Domestic Violence and its Connection to Homelessness
The failure of multiple social systems of protection is indicative of the intersectionality inherent in the complex experience of survivors. Dr. Nkiru Nnawulezi, speaking on the panel ‘Women’s Rights to Affordable Housing’, explained the intersecting layers of trauma as experienced by women. Dr. Nnawulezi shared the example of a woman trapped in an abusive relationship with her husband. The woman could not legally divorce her husband because his signature was needed for the court to recognize the divorce. She was unable to break the lease on their apartment, so he was still able to find her by waiting where they had lived together. Without other affordable housing options near her job, she was unable to move and the police could not evict her husband because his name was still on the lease. The woman found the police were unwilling to work with her because she was unwilling to move to a shelter, which would statistically raise her risk of being assaulted by others and make it more difficult for her to keep her job. Failures of court, police, housing, and social systems is a common experience for survivors experiencing multiple issues. The same is true for people struggling with homelessness who are also discriminated against for their age, sexual orientation, race, gender, or disability. Mercy Global Action supports Dr. Nnawulezi in calling for agencies and governments to address this reality with housing policies that also dismantle instability created by power systems. Dr. Nnawulezi also reminded us that within our society a “crisis response that only speaks to one need excludes people.” Working towards inclusive housing policies has a better chance of helping survivors today while also working to reduce homelessness in the future through the support of families and children surviving homelessness.
Every situation of homelessness is unique and intersects with other crises.
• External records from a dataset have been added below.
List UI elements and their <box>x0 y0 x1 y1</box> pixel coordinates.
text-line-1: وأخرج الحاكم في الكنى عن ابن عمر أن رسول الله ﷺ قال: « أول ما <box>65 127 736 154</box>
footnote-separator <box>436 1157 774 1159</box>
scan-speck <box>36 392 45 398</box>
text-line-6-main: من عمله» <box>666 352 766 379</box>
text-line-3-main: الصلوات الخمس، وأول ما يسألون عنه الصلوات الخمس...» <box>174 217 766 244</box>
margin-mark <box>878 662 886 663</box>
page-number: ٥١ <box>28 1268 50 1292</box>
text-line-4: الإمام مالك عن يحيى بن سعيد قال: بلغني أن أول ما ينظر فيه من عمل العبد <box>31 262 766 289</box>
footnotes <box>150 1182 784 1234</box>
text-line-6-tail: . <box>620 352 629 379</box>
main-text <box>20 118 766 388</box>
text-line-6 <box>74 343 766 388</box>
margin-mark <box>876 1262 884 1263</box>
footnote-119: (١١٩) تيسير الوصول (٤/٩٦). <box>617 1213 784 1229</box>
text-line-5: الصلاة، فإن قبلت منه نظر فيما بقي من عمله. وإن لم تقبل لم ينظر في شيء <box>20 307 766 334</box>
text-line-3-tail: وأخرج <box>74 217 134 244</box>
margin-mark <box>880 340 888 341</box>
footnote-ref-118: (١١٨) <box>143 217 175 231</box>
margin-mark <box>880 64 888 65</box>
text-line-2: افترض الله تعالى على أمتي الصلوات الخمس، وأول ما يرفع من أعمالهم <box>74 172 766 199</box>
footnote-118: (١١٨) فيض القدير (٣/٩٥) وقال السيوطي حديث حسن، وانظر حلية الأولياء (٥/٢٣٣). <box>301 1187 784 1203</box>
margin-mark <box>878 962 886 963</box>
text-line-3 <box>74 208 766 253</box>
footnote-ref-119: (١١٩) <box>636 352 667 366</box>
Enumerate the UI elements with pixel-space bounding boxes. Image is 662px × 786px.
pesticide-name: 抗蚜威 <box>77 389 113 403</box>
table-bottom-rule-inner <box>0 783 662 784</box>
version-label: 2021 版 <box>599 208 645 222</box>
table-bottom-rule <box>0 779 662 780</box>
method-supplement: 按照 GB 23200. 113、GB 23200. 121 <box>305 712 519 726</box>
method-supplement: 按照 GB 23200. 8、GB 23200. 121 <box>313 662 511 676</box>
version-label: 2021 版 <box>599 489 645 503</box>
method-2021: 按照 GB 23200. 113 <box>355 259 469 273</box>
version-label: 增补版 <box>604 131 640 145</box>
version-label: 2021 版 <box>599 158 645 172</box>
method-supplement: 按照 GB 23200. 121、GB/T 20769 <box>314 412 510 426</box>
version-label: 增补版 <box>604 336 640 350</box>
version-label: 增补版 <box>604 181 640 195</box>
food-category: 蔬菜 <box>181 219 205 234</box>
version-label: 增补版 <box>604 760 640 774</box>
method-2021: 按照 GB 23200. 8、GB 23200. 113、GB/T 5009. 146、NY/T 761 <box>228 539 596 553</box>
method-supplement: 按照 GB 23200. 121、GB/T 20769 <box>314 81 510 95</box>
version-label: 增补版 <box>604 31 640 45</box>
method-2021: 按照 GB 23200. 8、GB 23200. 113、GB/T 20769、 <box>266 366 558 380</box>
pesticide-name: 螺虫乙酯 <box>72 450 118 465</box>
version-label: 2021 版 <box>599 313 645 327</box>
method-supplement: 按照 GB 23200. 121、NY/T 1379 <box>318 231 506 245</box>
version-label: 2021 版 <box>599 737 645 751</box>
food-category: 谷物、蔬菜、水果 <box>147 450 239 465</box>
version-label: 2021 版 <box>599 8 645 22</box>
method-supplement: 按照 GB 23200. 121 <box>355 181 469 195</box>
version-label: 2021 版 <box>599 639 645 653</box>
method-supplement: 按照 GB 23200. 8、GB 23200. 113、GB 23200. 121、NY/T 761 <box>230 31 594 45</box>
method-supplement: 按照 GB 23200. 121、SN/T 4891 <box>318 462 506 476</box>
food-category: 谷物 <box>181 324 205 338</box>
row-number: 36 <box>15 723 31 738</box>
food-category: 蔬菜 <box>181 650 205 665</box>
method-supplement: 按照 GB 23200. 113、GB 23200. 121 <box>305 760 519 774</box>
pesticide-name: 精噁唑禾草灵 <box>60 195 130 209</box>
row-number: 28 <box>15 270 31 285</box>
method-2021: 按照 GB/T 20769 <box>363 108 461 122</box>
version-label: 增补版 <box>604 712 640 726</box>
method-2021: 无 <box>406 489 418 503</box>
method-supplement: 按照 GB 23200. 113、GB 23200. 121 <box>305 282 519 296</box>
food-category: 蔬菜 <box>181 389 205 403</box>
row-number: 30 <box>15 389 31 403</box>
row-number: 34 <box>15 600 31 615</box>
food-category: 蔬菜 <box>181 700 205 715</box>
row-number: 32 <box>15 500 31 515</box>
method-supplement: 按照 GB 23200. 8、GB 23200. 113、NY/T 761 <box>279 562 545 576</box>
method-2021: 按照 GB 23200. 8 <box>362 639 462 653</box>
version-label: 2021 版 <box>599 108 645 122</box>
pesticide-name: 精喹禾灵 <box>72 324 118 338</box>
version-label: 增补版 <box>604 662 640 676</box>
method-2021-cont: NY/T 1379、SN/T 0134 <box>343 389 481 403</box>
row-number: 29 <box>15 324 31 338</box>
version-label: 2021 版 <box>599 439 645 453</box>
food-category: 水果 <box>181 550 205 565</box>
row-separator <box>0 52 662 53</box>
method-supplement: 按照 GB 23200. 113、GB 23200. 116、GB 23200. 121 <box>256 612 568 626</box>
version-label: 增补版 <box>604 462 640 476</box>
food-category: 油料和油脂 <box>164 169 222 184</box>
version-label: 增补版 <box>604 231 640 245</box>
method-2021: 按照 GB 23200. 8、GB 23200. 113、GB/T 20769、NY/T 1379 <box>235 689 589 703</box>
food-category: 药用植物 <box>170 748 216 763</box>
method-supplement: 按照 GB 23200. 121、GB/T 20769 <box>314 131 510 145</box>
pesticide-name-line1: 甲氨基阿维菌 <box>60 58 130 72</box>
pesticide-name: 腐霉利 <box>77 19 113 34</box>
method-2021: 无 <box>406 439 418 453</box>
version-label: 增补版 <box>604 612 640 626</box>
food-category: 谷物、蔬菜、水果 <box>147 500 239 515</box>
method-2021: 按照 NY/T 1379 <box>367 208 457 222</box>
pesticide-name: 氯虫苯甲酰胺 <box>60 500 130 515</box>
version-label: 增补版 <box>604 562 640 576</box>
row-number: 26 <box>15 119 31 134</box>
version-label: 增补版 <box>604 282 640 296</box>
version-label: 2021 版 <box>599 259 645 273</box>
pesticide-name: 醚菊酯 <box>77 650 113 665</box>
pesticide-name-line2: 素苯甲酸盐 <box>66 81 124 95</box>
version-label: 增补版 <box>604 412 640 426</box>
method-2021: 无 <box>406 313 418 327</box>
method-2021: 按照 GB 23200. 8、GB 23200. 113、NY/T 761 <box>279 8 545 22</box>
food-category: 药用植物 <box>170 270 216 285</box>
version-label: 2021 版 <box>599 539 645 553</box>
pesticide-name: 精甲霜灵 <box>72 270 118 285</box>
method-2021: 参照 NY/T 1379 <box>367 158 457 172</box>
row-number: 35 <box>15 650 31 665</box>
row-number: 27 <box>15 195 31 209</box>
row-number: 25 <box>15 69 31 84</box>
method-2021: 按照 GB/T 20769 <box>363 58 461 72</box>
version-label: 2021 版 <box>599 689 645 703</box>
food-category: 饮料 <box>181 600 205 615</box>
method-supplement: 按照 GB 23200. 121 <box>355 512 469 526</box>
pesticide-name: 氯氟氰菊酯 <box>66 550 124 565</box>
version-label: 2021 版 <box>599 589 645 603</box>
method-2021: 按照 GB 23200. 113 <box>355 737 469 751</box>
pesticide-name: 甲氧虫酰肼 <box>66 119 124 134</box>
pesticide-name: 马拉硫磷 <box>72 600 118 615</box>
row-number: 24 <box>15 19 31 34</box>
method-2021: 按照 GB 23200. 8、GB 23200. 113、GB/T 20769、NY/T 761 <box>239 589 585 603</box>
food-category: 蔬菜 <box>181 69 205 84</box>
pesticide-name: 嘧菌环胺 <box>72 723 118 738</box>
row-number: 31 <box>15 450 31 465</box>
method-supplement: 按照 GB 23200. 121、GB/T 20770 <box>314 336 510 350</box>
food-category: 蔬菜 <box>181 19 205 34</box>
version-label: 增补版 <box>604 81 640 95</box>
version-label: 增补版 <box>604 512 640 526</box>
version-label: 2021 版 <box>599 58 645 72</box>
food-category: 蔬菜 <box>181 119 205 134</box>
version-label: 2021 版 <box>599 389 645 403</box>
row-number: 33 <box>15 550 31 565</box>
The increase in extreme weather, the acceleration of climate change, the degradation of the earth -especially in the extractive sector- and displacement of peoples all lead to increased vulnerability, poverty, and homelessness. For many years, Sisters of Mercy and Associates throughout the world have been working with those who have experienced homelessness. A Mercy response has included direct service including providing shelter, vocational training and education, providing companionship and recognition, and contributing to policy debates on homelessness.
Throughout 2020 and beyond, MGA will continue to listen to and bring the voices and experiences of those rendered homeless, to the global table. In addition to this grassroots experience, we will call on Mercy ministries’ expertise in order to inform and enhance policy at the global, national and local level.